I think what hurts the most about this trip is that I felt that I never really got into it. That was just happening as our disaster ruled a very thick and final line beneath our challenge. I was just beginning to feel more comfortable in my role on board, beginning to see life existing in abundance outside the nav station, finding the time to have a laugh with the guys, to try to stop worrying about the navigation and spending time on deck every so often. I was beginning to understand personalities and feel more at ease with people’s characters and differences out here - particularly under the pressure we put ourselves through. I felt we were sailing KINGFISHER2 well, able to keep high averages and catching up with and overtaking Bruno Peyron’s record Record #sailingrecord . From a navigational point of view it had been a tough trip, never one day in the 26 we were out there did I feel that the conditions were easy enough to relax and not return to the charts or the satellite pictures to study them. Never once did those questions go away : should we sail 10 degrees deeper, should we sail with the spinnaker or the gennaker - always questions in the head whether on deck, trying to sleep or even sitting in the galley briefly to eat with the guys. It’s a different kind of pressure to sailing alone, and above all perhaps when in a crew, you have more time available to worry about it.

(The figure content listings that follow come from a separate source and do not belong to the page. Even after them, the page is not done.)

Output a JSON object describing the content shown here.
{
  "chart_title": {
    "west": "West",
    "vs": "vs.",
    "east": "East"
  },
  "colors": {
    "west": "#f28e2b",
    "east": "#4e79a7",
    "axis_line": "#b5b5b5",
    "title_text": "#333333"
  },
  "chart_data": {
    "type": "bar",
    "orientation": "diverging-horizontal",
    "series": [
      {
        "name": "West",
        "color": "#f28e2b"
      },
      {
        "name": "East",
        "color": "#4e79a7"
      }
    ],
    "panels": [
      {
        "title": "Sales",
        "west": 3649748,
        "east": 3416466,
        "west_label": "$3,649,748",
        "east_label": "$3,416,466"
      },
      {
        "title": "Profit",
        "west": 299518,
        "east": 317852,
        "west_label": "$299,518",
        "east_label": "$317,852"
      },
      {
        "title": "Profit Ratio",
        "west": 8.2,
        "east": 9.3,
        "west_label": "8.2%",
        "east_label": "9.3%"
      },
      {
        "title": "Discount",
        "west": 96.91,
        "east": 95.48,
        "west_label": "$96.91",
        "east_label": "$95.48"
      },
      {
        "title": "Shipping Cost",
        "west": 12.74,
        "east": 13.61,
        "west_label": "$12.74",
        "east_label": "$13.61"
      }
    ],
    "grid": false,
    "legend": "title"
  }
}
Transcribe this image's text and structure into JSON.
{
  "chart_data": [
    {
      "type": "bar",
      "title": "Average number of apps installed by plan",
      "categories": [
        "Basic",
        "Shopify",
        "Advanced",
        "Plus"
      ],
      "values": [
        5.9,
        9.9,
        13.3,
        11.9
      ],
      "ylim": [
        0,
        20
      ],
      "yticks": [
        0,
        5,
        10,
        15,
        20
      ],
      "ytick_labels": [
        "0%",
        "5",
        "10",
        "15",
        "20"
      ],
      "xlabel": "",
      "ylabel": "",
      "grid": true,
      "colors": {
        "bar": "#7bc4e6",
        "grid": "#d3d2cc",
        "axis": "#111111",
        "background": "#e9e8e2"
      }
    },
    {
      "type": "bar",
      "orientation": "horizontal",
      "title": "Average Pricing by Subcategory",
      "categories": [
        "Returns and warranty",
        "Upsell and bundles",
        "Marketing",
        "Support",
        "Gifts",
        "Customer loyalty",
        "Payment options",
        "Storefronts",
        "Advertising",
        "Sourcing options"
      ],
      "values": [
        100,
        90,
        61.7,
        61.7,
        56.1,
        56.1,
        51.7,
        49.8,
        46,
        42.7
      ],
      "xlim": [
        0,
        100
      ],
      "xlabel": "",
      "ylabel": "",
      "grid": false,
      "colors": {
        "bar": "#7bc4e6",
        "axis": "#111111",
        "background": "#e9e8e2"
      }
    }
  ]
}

Though our Jules Verne is all but a cluster of vivid memories, we now have a new challenge, to sail our monster catamaran to Australia, which at 2000 miles from us is going to be no mean feat. That’s further than most people would cruise in several years... We are still at over deep south and conditions are still pretty cold. That kind of takes me back to the feeling of not really belonging in any time zone right now. Somehow, summer in Australia seems a long, long way away. Though life still revolves round our watch systems, and still revolves around getting KINGFISHER2 from A to B, the feeling is subdued. It’s both a blessing and a punishment to be sailing for another two weeks. Now for good or for bad we have that luxury of time to think about what has happened to us, and to realise what an incredible thing we were doing which ended so abruptly for us. Whether we fester in despair, or think positively to the future that has still to come through. Suddenly we are sailing at a fraction of the speed we were able to cover just hours ago, and on a boat with a motion which is painfully limping rather than speeding through the water.

My role becomes crystal clear now. The skipper’s role is one of motivation - whether at 30 knots or 3 knots. Whether winning or losing, whether hurting or rejoicing - on reflection, therefore, my challenge is far from over.

Come on guys, it may be a wee way off, but Australia here we come !"

KINGFISHER2 started her Jules Verne record attempt at 06:48:39 GMT on 30.1.03. On Sunday, 23.2.03 at 2222 GMT KINGFISHER2 dismasted after 24 days 15 hours and 34 minutes into her record attempt positioned at 50 50’S 72 08’E 100 miles east of the Kerguelen Islands in the Southern Ocean. At the time of dismasting, KINGFISHER2 was 20 hours ahead of the existing record set by Orange and had closed the gap on Olivier de Kersauson’s attempt to 53 hours behind.